In Camille's own words: "If I could go away and not touch this and not do anything to it for a long period of time without it really harming my business, is it worthwhile to change it at all? Does it matter, and there's some questions there." (The sharpest heuristic for deciding whether debt is actually worth paying down at all.)
Two Sigma
Camille Fournier wrote the book on platform engineering because most platform teams are guilty of exactly what their internal customers complain about
Her core move: platforms are products, which means they need PMs, software engineers, and outcome goals — not SRE V2 running on infinite funding
Fournier wrote the book on platform engineering precisely because she thinks most platform teams are dysfunctional in exactly the ways their internal customers complain about: slow, tone-deaf, funded without needing to show ROI. Her diagnosis is that this happens when leaders treat platform as infrastructure-plus-DevOps instead of as a product discipline.
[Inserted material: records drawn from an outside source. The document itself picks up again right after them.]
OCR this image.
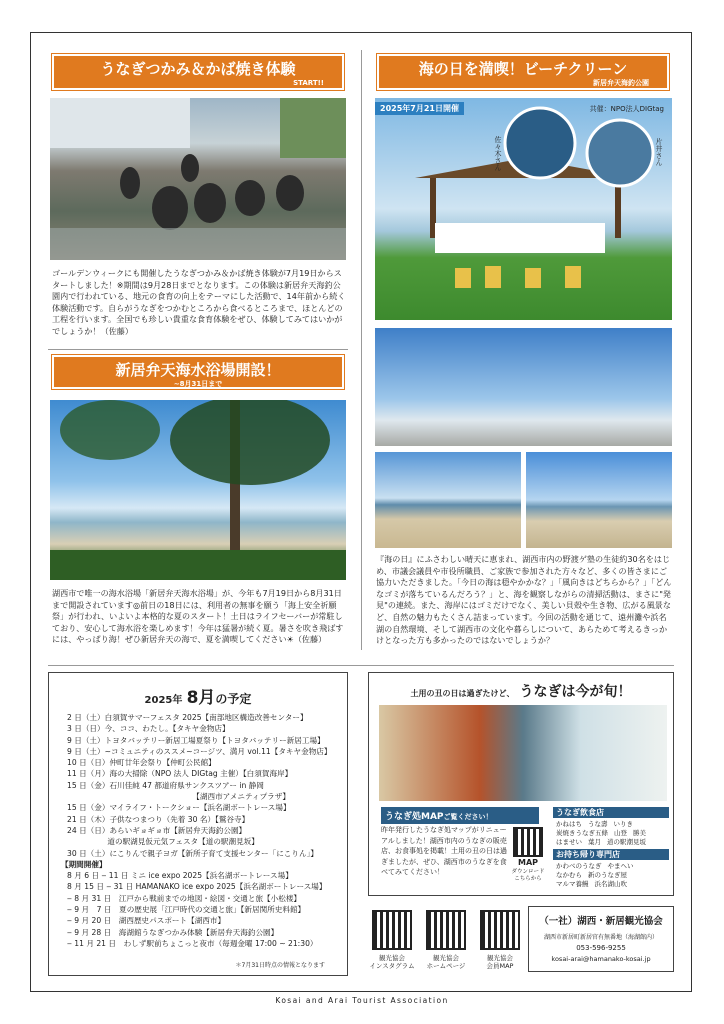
うなぎつかみ＆かば焼き体験
START!!
ゴールデンウィークにも開催したうなぎつかみ＆かば焼き体験が7月19日からスタートしました！※期間は9月28日までとなります。この体験は新居弁天海釣公園内で行われている、地元の食育の向上をテーマにした活動で、14年前から続く体験活動です。自らがうなぎをつかむところから食べるところまで、ほとんどの工程を行います。全国でも珍しい貴重な食育体験をぜひ、体験してみてはいかがでしょうか！（佐藤）
新居弁天海水浴場開設！
~8月31日まで
湖西市で唯一の海水浴場「新居弁天海水浴場」が、今年も7月19日から8月31日まで開設されています◎前日の18日には、利用者の無事を願う「海上安全祈願祭」が行われ、いよいよ本格的な夏のスタート！土日はライフセーバーが常駐しており、安心して海水浴を楽しめます！今年は猛暑が続く夏。暑さを吹き飛ばすには、やっぱり海！ぜひ新居弁天の海で、夏を満喫してください☀（佐藤）
海の日を満喫！ビーチクリーン
新居弁天海釣公園
2025年7月21日開催	共催：NPO法人DIGtag
佐々木さん	片井さん
『海の日』にふさわしい晴天に恵まれ、湖西市内の野渡ゲ塾の生徒約30名をはじめ、市議会議員や市役所職員、ご家族で参加された方々など、多くの皆さまにご協力いただきました。「今日の海は穏やかかな？」「風向きはどちらから？」「どんなゴミが落ちているんだろう？」と、海を観察しながらの清掃活動は、まさに"発見"の連続。また、海岸にはゴミだけでなく、美しい貝殻や生き物、広がる風景など、自然の魅力もたくさん詰まっています。今回の活動を通じて、遠州灘や浜名湖の自然環境、そして湖西市の文化や暮らしについて、あらためて考えるきっかけとなった方も多かったのではないでしょうか？
2025年 8月の予定
2 日（土）白須賀サマーフェスタ 2025【南部地区構造改善センター】
3 日（日）今、ココ、わたし。【タキヤ金物店】
9 日（土）トヨタバッテリー新居工場夏祭り【トヨタバッテリー新居工場】
9 日（土）~コミュニティのススメ~コージツ、満月 vol.11【タキヤ金物店】
10 日（日）仲町廿年会祭り【仲町公民館】
11 日（月）海の大掃除（NPO 法人 DIGtag 主催）【白須賀海岸】
15 日（金）石川佳純 47 都道府県サンクスツアー in 静岡
　　　　　　　　　　　　　　　　　【湖西市アメニティプラザ】
15 日（金）マイライフ・トークショー【浜名湖ボートレース場】
21 日（木）子供なつまつり（先着 30 名）【鷲谷寺】
24 日（日）あらいギョギョ市【新居弁天海釣公園】
　　　　　 道の駅湖見仮元気フェスタ【道の駅潮見坂】
30 日（土）にこりんで親子ヨガ【新所子育て支援センター「にこりん」】
【期間開催】
8 月 6 日 ‒ 11 日 ミニ ice expo 2025【浜名湖ボートレース場】
8 月 15 日 ‒ 31 日 HAMANAKO ice expo 2025【浜名湖ボートレース場】
‒ 8 月 31 日　江戸から戦前までの地図・絵図・交通と旅【小松楼】
‒ 9 月　7 日　夏の歴史展「江戸時代の交通と旅」【新居関所史料館】
‒ 9 月 20 日　湖西歴史パスポート【湖西市】
‒ 9 月 28 日　海湖館うなぎつかみ体験【新居弁天海釣公園】
‒ 11 月 21 日　わしず駅前ちょこっと夜市（毎週金曜 17:00 ~ 21:30）
＊7月31日時点の情報となります
土用の丑の日は過ぎたけど、 うなぎは今が旬！
うなぎ処MAPご覧ください！
昨年発行したうなぎ処マップがリニューアルしました！湖西市内のうなぎの販売店、お食事処を掲載！土用の丑の日は過ぎましたが、ぜひ、湖西市のうなぎを食べてみてください！
MAP
ダウンロードこちらから
うなぎ飲食店
かねはち うな壽 いりき炭焼きうなぎ五條 山登 勝美はませい 葉月 道の駅潮見坂
お持ち帰り専門店
かわべのうなぎ やまへいなかむら 新のうなぎ屋マルマ養鰻 浜名湖山吹
観光協会
インスタグラム
観光協会
ホームページ
観光協会
会員MAP
（一社）湖西・新居観光協会
湖西市新居町新居官有無番地（海湖館内）
053-596-9255
kosai-arai@hamanako-kosai.jp
Kosai and Arai Tourist Association
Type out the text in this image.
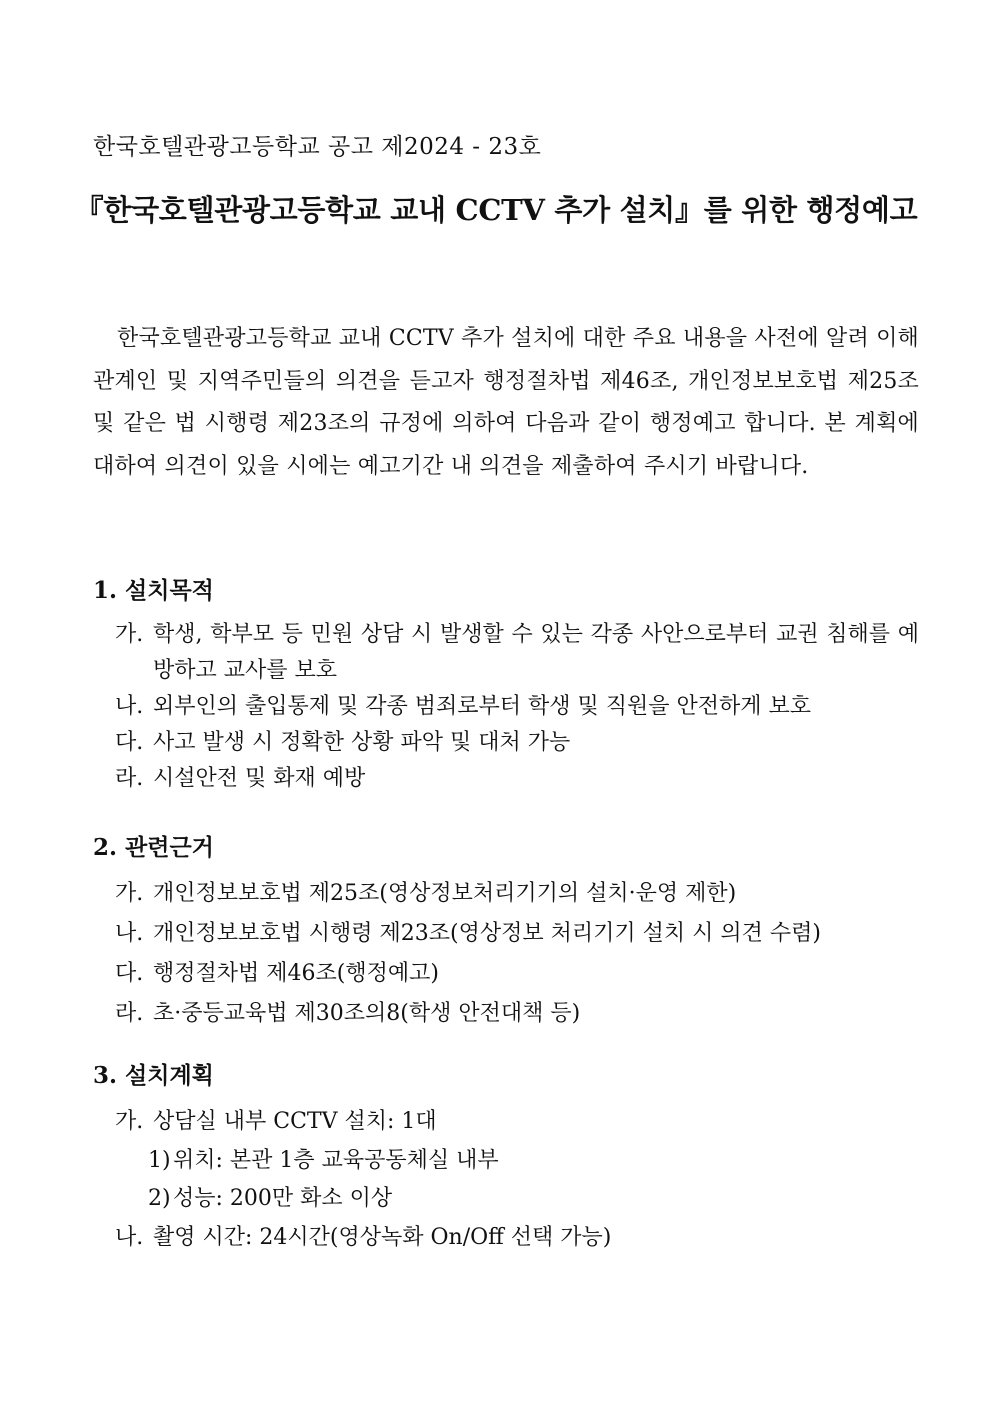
한국호텔관광고등학교 공고 제2024 - 23호
『한국호텔관광고등학교 교내 CCTV 추가 설치』를 위한 행정예고

한국호텔관광고등학교 교내 CCTV 추가 설치에 대한 주요 내용을 사전에 알려 이해관계인 및 지역주민들의 의견을 듣고자 행정절차법 제46조, 개인정보보호법 제25조 및 같은 법 시행령 제23조의 규정에 의하여 다음과 같이 행정예고 합니다. 본 계획에 대하여 의견이 있을 시에는 예고기간 내 의견을 제출하여 주시기 바랍니다.

1. 설치목적
가. 학생, 학부모 등 민원 상담 시 발생할 수 있는 각종 사안으로부터 교권 침해를 예방하고 교사를 보호
나. 외부인의 출입통제 및 각종 범죄로부터 학생 및 직원을 안전하게 보호
다. 사고 발생 시 정확한 상황 파악 및 대처 가능
라. 시설안전 및 화재 예방
2. 관련근거
가. 개인정보보호법 제25조(영상정보처리기기의 설치·운영 제한)
나. 개인정보보호법 시행령 제23조(영상정보 처리기기 설치 시 의견 수렴)
다. 행정절차법 제46조(행정예고)
라. 초·중등교육법 제30조의8(학생 안전대책 등)
3. 설치계획
가. 상담실 내부 CCTV 설치: 1대
1) 위치: 본관 1층 교육공동체실 내부
2) 성능: 200만 화소 이상
나. 촬영 시간: 24시간(영상녹화 On/Off 선택 가능)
In her view, platform engineering has to involve actual software engineering — not just SRE and operations and blueprint scripts — because the output is supposed to be a cohesive internal product. Platforms are products, which means they need product managers, outcome-based goals, and a clear theory of how they create leverage for the rest of the company. Without that, platform teams drift into technology-for-its-own-sake work and demand adoption.
In Camille's own words: "I'm a very strong believer that platform engineering has to involve software engineering. If you don't have any software engineers on your platform team and you only have more operations systems engineers, DevOps, SRE... I think you're kind of missing the picture. Platform engineering is not just maintaining cloud infrastructure and doing small scripts or blueprints or enablement projects for other teams, because that doesn't really create a cohesive and coherent platform... platforms are products, ultimately." (On how to structure an effective platform team from the leadership side.)